PHALARIS L. L. Canarygrass
Plants hermaphroditic, caespitose or rhizomatous, annual or perennial. Culms erect to ascending or decumbent, glabrous; internodes hollow, terete. Leaves cauline, not distinctly distichous; sheaths terete, margins open; auricles present or absent; ligules membranous; blades flat, linear, lax or stiff. Panicles narrow to contracted (elongate to ovoid); primary branches ascending or appressed (secondary branches ascending or appressed).
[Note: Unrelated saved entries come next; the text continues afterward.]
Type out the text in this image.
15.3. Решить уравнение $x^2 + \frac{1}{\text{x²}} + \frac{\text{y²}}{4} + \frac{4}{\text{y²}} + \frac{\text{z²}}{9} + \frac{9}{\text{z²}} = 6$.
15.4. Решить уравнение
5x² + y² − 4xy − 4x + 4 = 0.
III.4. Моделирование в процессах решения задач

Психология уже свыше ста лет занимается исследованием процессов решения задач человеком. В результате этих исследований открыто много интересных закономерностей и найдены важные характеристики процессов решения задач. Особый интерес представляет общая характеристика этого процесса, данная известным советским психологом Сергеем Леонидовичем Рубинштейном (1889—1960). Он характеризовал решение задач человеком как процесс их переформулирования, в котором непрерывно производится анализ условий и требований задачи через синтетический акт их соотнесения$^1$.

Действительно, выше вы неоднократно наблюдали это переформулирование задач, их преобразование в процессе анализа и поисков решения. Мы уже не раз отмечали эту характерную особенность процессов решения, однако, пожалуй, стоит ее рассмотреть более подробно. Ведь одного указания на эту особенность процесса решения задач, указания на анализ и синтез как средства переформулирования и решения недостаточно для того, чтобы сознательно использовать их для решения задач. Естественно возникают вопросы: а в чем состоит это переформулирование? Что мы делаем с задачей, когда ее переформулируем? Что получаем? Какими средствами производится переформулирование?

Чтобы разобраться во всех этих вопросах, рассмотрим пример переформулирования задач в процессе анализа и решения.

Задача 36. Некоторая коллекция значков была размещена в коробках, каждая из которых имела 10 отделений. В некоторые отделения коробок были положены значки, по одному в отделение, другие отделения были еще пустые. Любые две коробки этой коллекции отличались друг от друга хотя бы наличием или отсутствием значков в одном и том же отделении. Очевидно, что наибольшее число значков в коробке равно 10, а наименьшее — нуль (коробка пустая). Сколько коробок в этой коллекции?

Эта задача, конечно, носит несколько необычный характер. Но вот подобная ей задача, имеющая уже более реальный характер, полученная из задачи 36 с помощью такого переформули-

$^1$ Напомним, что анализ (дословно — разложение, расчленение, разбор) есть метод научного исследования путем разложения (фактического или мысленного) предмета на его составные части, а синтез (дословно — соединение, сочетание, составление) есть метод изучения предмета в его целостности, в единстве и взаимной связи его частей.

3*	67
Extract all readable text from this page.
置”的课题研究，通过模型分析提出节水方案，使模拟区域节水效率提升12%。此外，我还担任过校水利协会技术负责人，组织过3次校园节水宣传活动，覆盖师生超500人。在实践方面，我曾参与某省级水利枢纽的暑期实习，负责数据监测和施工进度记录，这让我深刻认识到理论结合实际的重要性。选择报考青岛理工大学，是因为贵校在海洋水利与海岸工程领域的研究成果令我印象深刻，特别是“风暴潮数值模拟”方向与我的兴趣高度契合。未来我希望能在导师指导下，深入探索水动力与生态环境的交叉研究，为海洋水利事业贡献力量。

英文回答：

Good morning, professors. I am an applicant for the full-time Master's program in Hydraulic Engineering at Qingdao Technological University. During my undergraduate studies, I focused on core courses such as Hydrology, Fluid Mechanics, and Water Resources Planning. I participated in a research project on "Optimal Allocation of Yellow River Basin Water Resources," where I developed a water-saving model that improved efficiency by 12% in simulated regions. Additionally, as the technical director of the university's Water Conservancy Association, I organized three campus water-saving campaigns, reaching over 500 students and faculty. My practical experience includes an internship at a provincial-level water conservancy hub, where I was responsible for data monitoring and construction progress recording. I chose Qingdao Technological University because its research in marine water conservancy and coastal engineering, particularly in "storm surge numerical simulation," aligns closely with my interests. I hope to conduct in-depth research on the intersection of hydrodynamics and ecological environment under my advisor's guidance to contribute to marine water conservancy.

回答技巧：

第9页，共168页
Spikelets solitary, laterally compressed; disarticulation above glumes, awnless, pedicellate; florets 3, reduced florets (2) at base (vestigual scales), upper floret perfect, callus glabrous; rachilla not extending beyond upper floret; glumes 2; 1-5-veined, equal, equaling spikelet length, glabrous, awnless; uppermost lemma indistinctly 5-veined, chartaceous or indurate, hairy, apex acuminate, awnless, veins glabrous to scabrous; paleas of uppermost floret 2-veined, awnless, glabrous. Stamens 3; anthers pale yellow to tan. Caryopses with free pericarp, laterally compressed. Base chromosome number x=7.

A temperate genus of about 16 species. These taxa are found in Africa, the Americas, Asia, and Europe. Many of our introduced species are annuals. Annual species seeds are used in bird seed. The perennials are harvested as hay and/or important wetland species.